Мертвое Небо - Страница 49


К оглавлению

49

– Змеиный твой язык, Спот! – сердито сказал Кривой Нож.– Говори толком!

– Мне нужна кровь Дорманожа! – вмешался Данил.

– Дорманожа? Ну, ну…– Главарь черноповязочников одарил Данила кривой ухмылкой.– А я при чем?

– Да ладно тебе шерсть пудрить, Нож! – Спот поднялся, налил себе горячего из кувшина.– Тебе хвост прищемили, не лысой бабушке! Сведи его с Дорманожем без лишних – и все дела!

– Угу. Поцелуй хуруга в пасть! И все дела!

Левый глаз атамана заметно косил.

– Ты, Демон, думаешь – положишь Дорманожа? – будто вскользь спросил главарь черноповязочников.

Данил не сразу понял, что Демон – это он сам. Спот усмехнулся. Прозвище Нож повесил – самое то.

– Ты их сведи,– посоветовал проводник.– Сам увидишь, как Демон пропихнет монаха через щелку в Нижний мир.

– А если наоборот? – с ехидством осведомился атаман.– Если монах попроворней окажется… Ы-ы-ы! – Кончик Данилова меча уперся Кривому Ножу в кадык. Никто из черноповязочников даже мигнуть не успел.

– Наоборот – вряд ли,– сказал Данил и отправил меч обратно в ножны.

Кривой Нож задумчиво тер горло, Спот ухмылялся, остальные одобрительно цокали языками.

– Вижу, за слова ты отвечаешь,– изрек наконец главарь черноповязочников.

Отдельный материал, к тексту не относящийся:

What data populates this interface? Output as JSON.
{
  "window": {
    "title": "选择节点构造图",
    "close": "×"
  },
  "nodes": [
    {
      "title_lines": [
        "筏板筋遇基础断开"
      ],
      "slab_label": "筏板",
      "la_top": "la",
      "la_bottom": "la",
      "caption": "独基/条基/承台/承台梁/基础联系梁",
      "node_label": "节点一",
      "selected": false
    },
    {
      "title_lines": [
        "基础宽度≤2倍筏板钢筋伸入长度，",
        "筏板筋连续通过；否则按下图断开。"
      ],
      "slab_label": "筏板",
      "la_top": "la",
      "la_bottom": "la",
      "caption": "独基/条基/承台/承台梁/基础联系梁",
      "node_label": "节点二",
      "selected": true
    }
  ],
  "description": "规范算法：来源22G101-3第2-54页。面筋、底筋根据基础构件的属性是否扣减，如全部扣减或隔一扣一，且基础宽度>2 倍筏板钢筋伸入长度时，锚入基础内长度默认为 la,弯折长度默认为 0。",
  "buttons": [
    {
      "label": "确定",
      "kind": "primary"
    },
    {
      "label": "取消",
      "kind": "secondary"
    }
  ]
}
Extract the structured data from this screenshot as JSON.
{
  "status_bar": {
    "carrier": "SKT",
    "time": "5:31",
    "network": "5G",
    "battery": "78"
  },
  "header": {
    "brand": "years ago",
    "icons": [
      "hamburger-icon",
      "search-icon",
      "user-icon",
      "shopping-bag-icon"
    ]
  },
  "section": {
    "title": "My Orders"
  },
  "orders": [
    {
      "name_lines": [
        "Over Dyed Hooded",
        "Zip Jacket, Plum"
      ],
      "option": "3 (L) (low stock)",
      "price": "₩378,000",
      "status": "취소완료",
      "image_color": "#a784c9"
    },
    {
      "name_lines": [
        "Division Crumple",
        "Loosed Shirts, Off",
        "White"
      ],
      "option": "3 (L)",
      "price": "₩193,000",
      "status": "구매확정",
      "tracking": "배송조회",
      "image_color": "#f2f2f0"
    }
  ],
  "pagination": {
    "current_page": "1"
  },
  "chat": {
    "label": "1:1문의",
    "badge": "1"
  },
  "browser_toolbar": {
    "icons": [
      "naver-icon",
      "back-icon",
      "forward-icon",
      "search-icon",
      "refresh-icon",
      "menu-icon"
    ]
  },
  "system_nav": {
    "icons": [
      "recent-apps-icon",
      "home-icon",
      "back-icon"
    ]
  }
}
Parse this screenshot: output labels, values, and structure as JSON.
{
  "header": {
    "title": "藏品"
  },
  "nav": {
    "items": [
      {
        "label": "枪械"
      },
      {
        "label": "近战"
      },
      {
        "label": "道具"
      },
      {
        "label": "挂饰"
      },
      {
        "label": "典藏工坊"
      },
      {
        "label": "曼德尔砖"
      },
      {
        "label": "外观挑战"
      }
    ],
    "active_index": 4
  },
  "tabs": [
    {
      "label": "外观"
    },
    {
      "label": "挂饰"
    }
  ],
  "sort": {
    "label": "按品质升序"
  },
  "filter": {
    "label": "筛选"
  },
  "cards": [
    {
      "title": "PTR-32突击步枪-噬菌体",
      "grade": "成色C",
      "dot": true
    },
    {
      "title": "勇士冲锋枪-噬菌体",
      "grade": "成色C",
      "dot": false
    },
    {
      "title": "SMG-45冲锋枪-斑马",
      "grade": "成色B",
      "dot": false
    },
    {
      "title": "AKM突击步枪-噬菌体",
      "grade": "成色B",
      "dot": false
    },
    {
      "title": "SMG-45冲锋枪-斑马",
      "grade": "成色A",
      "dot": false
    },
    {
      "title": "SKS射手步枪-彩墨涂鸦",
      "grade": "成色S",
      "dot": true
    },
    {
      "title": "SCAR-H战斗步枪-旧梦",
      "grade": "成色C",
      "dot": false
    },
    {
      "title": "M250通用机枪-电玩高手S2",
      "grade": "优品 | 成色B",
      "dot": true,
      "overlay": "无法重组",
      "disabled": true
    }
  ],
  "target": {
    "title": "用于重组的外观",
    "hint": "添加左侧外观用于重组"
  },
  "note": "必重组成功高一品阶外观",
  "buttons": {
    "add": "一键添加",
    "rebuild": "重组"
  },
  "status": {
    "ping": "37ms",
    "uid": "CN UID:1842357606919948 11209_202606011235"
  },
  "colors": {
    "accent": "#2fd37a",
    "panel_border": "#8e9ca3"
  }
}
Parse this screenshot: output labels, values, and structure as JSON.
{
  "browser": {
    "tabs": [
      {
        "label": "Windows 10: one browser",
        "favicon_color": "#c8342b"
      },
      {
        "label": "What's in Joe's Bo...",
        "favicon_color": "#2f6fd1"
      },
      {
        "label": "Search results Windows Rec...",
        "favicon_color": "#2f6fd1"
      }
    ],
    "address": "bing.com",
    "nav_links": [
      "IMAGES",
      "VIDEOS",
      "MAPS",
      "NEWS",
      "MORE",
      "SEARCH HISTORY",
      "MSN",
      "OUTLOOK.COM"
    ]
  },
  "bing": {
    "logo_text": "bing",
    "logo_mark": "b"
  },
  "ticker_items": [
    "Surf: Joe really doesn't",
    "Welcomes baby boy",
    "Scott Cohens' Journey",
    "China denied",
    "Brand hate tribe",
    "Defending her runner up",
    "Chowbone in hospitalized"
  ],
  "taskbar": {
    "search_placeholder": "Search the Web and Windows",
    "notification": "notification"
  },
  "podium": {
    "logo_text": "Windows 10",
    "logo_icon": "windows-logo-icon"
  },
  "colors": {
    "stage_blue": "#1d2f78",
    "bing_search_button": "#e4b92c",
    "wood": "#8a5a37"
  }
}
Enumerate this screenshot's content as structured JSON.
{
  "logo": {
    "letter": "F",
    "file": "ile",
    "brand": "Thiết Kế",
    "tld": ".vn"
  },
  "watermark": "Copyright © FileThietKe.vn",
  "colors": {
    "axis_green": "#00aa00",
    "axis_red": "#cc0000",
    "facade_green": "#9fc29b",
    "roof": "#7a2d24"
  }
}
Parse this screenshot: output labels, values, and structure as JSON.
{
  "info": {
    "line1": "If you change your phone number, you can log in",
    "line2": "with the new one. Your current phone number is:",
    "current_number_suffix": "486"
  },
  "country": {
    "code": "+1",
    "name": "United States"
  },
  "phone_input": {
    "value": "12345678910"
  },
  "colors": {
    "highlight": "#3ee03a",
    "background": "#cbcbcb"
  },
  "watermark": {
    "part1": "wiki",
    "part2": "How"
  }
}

– Тогда так,– Данил уселся на табурет напротив, упер ладони в колени.– Пустишь слух, что я – в определенном месте. Место выберешь сам. Монах придет, он ведь за мной приехал. Тогда ты со своими отрезаешь свору от вожака – двух-трех можешь оставить, управлюсь,– и выбиваешь пыль из их плащей. А я займусь Дорманожем. Так?

– Не так,– атаман покачал головой.– Мои ребятки против монахов не стоят. Тебе нужен Дорманож – вот и бери его. Нас не впутывай.

– Струсил? – резко спросил Данил.

Но Спот тут же возник за его спиной.

– Не нужно горячиться,– проговорил он.– Кривой Нож – почетный человек. Такой же, как ты, Демон. Разве он может быть трусом? Дай ему договорить.

Главарь хрюкнул. Хитрюга Спот выставил его так, что и не вывернуться.

– Ты очень простой, Демон,– произнес атаман.– И очень быстрый. Так человека и обидеть можно…– Он выдержал паузу.– Монах тебе нужен? Я тебе его дам. По стенам лазать умеешь?

– Умею.

– Вот и хорошо. Я проведу тебя внутрь обиталища. Сам! – Оглядел всех: ну, кто теперь обвинит его в трусости? – Покажу окна Дорманожа.

– Ты что, уже вызнал, где его нора? – удивился Спот.

– А то! Другое дело, если я туда вскарабкаюсь, а я вскарабкаюсь, слава богам, в горах рожден, все равно мне монаха не свалить. И втроем не свалить, я его в заварушке видал. А ты,– узловатый палец уперся в кольчугу Данила,– ты завалишь!

– А стража внизу? – вмешался Спот.– Стража как?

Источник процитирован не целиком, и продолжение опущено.